Diese Initialen, in denen seine Identität mit dem Körper der Buchstaben verschmilzt, geistern auch durch seine Romane. Im „Glöckner von Notre-Dame“ bilden die Türme der Kathedrale das H, in den „Arbeitern des Meeres“ sind es die Felsnadeln mit dem eingeklemmten Wrack, die den Namen des Autors verkörpern. Das sieht man nicht nur mit dem geistigen Auge, sondern auch in Hugos Tuschzeichnungen. Die meisten davon sind nicht erst als Illustrationen des Romans entstanden, sondern gingen ihm voraus. 3.000 Zeichnungen sind bekannt, einige wenige dem Roman beigegeben. Die Tusche ist wieder das Flüssige, und die Zeichnungen, die oft weniger gegenständlich scheinen als vielmehr von der beobachteten Energie der Natur und ihrer Umsetzung in zeichnerische Bewegung geprägt, werden zum vermittelnden Element zwischen Meer und Natur auf der einen und Sprache und Schrift auf der anderen Seite.

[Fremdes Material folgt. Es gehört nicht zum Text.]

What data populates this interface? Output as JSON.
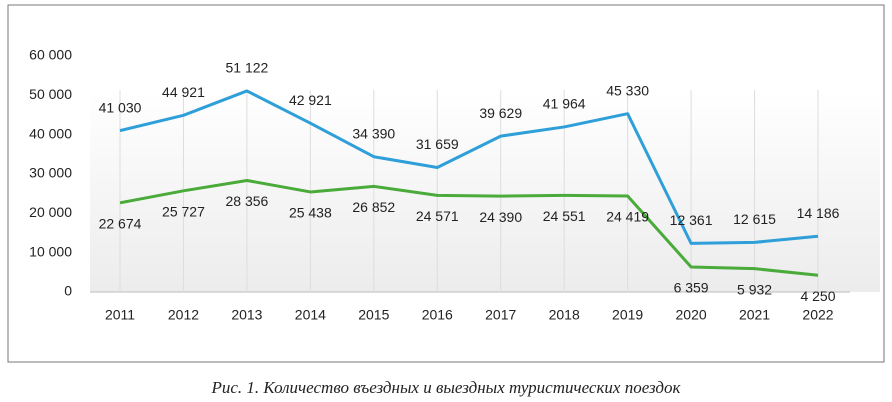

Der französische Kunsthistoriker Georges Didi-Huberman hat dies vor einem Jahr in seiner Antrittsvorlesung in Berlin beschrieben. Wie die Dynamik von Ausdehnung und Streuung, von Strudeln und Pulsieren zuerst in den Bildern da ist. Sie bilden ein Missing Link zwischen dem, was beschrieben wird, und den Strategien des Erzählens. In ihren visuellen Strukturen findet sich alles wieder, was sich über die Bewegung des Meeres und über die Bewegung der Sprache sagen lässt.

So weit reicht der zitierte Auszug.